Enhancing sustainability of vegetation ecosystems through ecological engineering: A case study in the Qinghai-Tibet Plateau

Abstract

Ecological engineering is an important measure to promote ecosystem adaptation and restoration to deal with environmental change and human disturbance. To assess the effectiveness of ecological construction and analyze the influencing factors of ecosystem changes in the Qinghai-Tibet Plateau (QTP), this study detected the spatial changes and dynamic hotspots of vegetation ecosystems in the ecological construction regions of the QTP (QTPE) and regions without ecological construction (QTPWE) using hot spot analysis and comprehensive dynamic degree model.

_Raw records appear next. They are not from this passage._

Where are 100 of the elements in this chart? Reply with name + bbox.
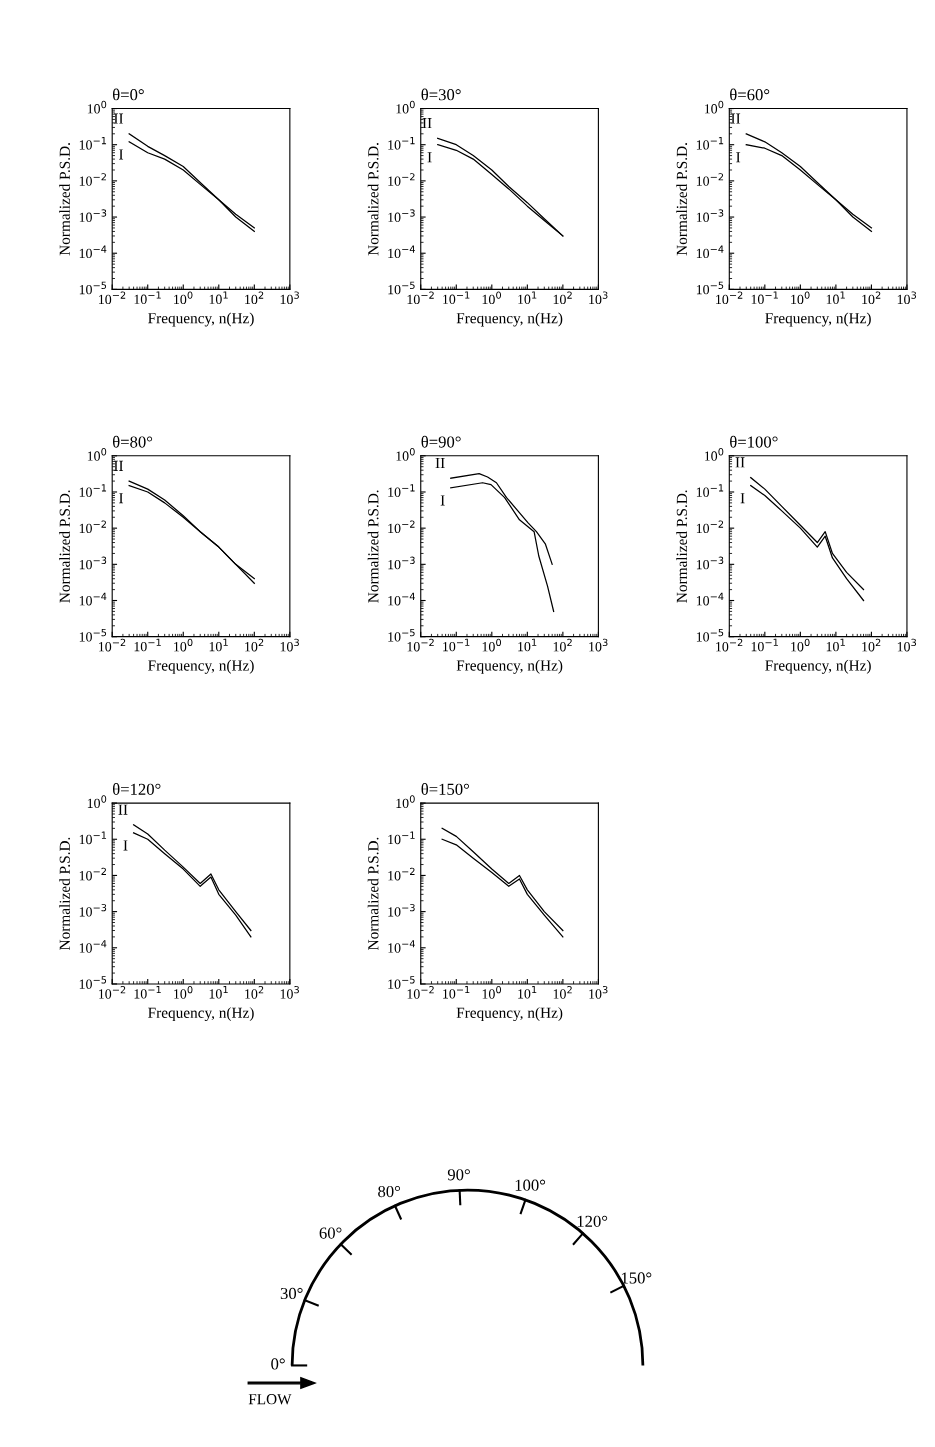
y-tick-label: 10$^{−4}$	[696, 245, 724, 259]
category-label: 0°	[271, 1358, 285, 1370]
series-label: II	[422, 118, 432, 129]
chart-title: θ=90°	[421, 435, 461, 448]
y-tick-label: 10$^{−1}$	[696, 137, 724, 150]
x-tick-label: 10$^{2}$	[862, 638, 881, 652]
y-tick-label: 10$^{0}$	[87, 448, 107, 461]
x-tick-label: 10$^{2}$	[245, 986, 264, 999]
x-tick-label: 10$^{−1}$	[443, 986, 470, 999]
x-tick-label: 10$^{1}$	[209, 291, 228, 304]
x-tick-label: 10$^{0}$	[174, 638, 193, 652]
chart-title: θ=80°	[112, 435, 153, 448]
x-tick-label: 10$^{1}$	[826, 291, 845, 304]
y-tick-label: 10$^{−4}$	[79, 245, 107, 259]
y-tick-label: 10$^{−1}$	[79, 831, 107, 845]
category-label: 80°	[378, 1185, 401, 1198]
x-axis-title: Frequency, n(Hz)	[456, 1007, 563, 1022]
series-label: I	[427, 152, 432, 163]
x-tick-label: 10$^{0}$	[482, 638, 502, 652]
y-tick-label: 10$^{−4}$	[388, 245, 415, 259]
x-tick-label: 10$^{3}$	[589, 986, 608, 999]
y-tick-label: 10$^{−3}$	[696, 209, 724, 222]
y-axis-title: Normalized P.S.D.	[59, 143, 70, 256]
y-tick-label: 10$^{−2}$	[79, 173, 106, 186]
y-tick-label: 10$^{−1}$	[388, 484, 415, 497]
x-tick-label: 10$^{2}$	[553, 638, 572, 652]
y-tick-label: 10$^{−2}$	[388, 173, 415, 186]
x-tick-label: 10$^{0}$	[174, 986, 193, 999]
x-axis-title: Frequency, n(Hz)	[148, 1007, 254, 1022]
y-tick-label: 10$^{0}$	[396, 795, 415, 809]
x-tick-label: 10$^{0}$	[482, 986, 502, 999]
y-tick-label: 10$^{0}$	[87, 795, 107, 809]
category-label: 150°	[621, 1272, 652, 1284]
chart-title: θ=100°	[730, 435, 778, 448]
series-label: II	[118, 804, 128, 815]
series-label: II	[735, 457, 745, 468]
y-tick-label: 10$^{−1}$	[388, 137, 415, 150]
y-tick-label: 10$^{−1}$	[388, 831, 415, 845]
series-label: I	[736, 152, 741, 163]
x-axis-title: Frequency, n(Hz)	[148, 659, 254, 674]
y-tick-label: 10$^{−1}$	[79, 137, 107, 150]
x-tick-label: 10$^{2}$	[553, 986, 572, 999]
x-tick-label: 10$^{−2}$	[407, 986, 434, 999]
x-tick-label: 10$^{1}$	[826, 638, 845, 652]
y-tick-label: 10$^{−2}$	[696, 520, 724, 534]
x-tick-label: 10$^{1}$	[209, 638, 228, 652]
y-tick-label: 10$^{0}$	[396, 448, 415, 461]
x-tick-label: 10$^{3}$	[589, 638, 608, 652]
y-tick-label: 10$^{0}$	[704, 448, 724, 461]
y-tick-label: 10$^{0}$	[704, 100, 724, 114]
series-label: I	[740, 493, 745, 504]
category-label: 100°	[515, 1179, 546, 1191]
y-tick-label: 10$^{−1}$	[696, 484, 724, 497]
y-tick-label: 10$^{0}$	[396, 100, 415, 114]
x-tick-label: 10$^{−1}$	[751, 638, 778, 652]
y-tick-label: 10$^{−2}$	[388, 867, 415, 881]
x-axis-title: Frequency, n(Hz)	[456, 659, 563, 674]
x-tick-label: 10$^{3}$	[897, 291, 917, 305]
category-label: 30°	[280, 1287, 303, 1300]
x-tick-label: 10$^{2}$	[245, 291, 264, 305]
y-tick-label: 10$^{−3}$	[388, 209, 415, 222]
y-tick-label: 10$^{−5}$	[388, 976, 415, 989]
series-label: II	[731, 113, 741, 124]
category-label: 120°	[577, 1215, 608, 1227]
x-tick-label: 10$^{0}$	[174, 291, 193, 305]
x-tick-label: 10$^{1}$	[518, 986, 537, 999]
x-tick-label: 10$^{3}$	[897, 638, 917, 652]
x-tick-label: 10$^{−1}$	[751, 291, 778, 304]
x-tick-label: 10$^{2}$	[862, 291, 881, 305]
y-axis-title: Normalized P.S.D.	[676, 143, 688, 256]
y-axis-title: Normalized P.S.D.	[367, 837, 379, 950]
y-axis-title: Normalized P.S.D.	[59, 490, 70, 603]
x-tick-label: 10$^{3}$	[280, 986, 299, 999]
y-tick-label: 10$^{−4}$	[388, 940, 415, 953]
series-label: II	[435, 458, 445, 469]
x-tick-label: 10$^{−1}$	[134, 638, 161, 652]
y-tick-label: 10$^{−1}$	[79, 484, 107, 497]
category-label: 90°	[447, 1169, 470, 1181]
y-axis-title: Normalized P.S.D.	[367, 490, 379, 603]
y-tick-label: 10$^{−2}$	[696, 173, 724, 186]
x-tick-label: 10$^{0}$	[482, 291, 502, 305]
x-tick-label: 10$^{3}$	[280, 638, 299, 652]
chart-title: θ=150°	[421, 783, 469, 795]
chart-title: θ=60°	[730, 88, 770, 101]
x-tick-label: 10$^{−2}$	[99, 986, 126, 999]
x-tick-label: 10$^{2}$	[553, 291, 572, 305]
chart-title: θ=120°	[112, 783, 161, 795]
x-tick-label: 10$^{0}$	[791, 638, 810, 652]
x-tick-label: 10$^{−1}$	[443, 291, 470, 304]
y-tick-label: 10$^{−3}$	[79, 903, 107, 917]
x-axis-title: Frequency, n(Hz)	[456, 312, 563, 327]
x-tick-label: 10$^{1}$	[209, 986, 228, 999]
y-tick-label: 10$^{−3}$	[696, 556, 724, 570]
x-axis-title: Frequency, n(Hz)	[148, 312, 254, 327]
x-tick-label: 10$^{3}$	[589, 291, 608, 305]
x-tick-label: 10$^{2}$	[245, 638, 264, 652]
y-tick-label: 10$^{−4}$	[79, 592, 107, 606]
text: FLOW	[248, 1394, 292, 1405]
x-tick-label: 10$^{−1}$	[134, 986, 161, 999]
chart-title: θ=0°	[112, 88, 144, 101]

Then the random forest (RF) model and geographical weighted regression model were used to study the degree and spatial heterogeneity of impacts of climate and human activities on normalized difference vegetation index (NDVI). Results showed that the vegetation restoration of the QTPE was obvious during 2001–2018 as the area of the increasing NDVI accounted for 74.15%. In addition, the effects of climate and human activities on NDVI of vegetation ecosystem showed significant spatial heterogeneity. The RF model showed that population density was the most significant factor affecting ecosystem vegetation in the QTPE, and its relative importance was between 26.1–32.6%, followed by downward shortwave radiation (7.9–16.8%). However, climate factors still had the greatest impact in the QTPWE, with the relative importance of precipitation and temperature being 45% and 15%, respectively. These findings provide a scientific basis for the restoration and management of vegetation on the QTP, and are of great significance for the deployment of future ecological engineering projects.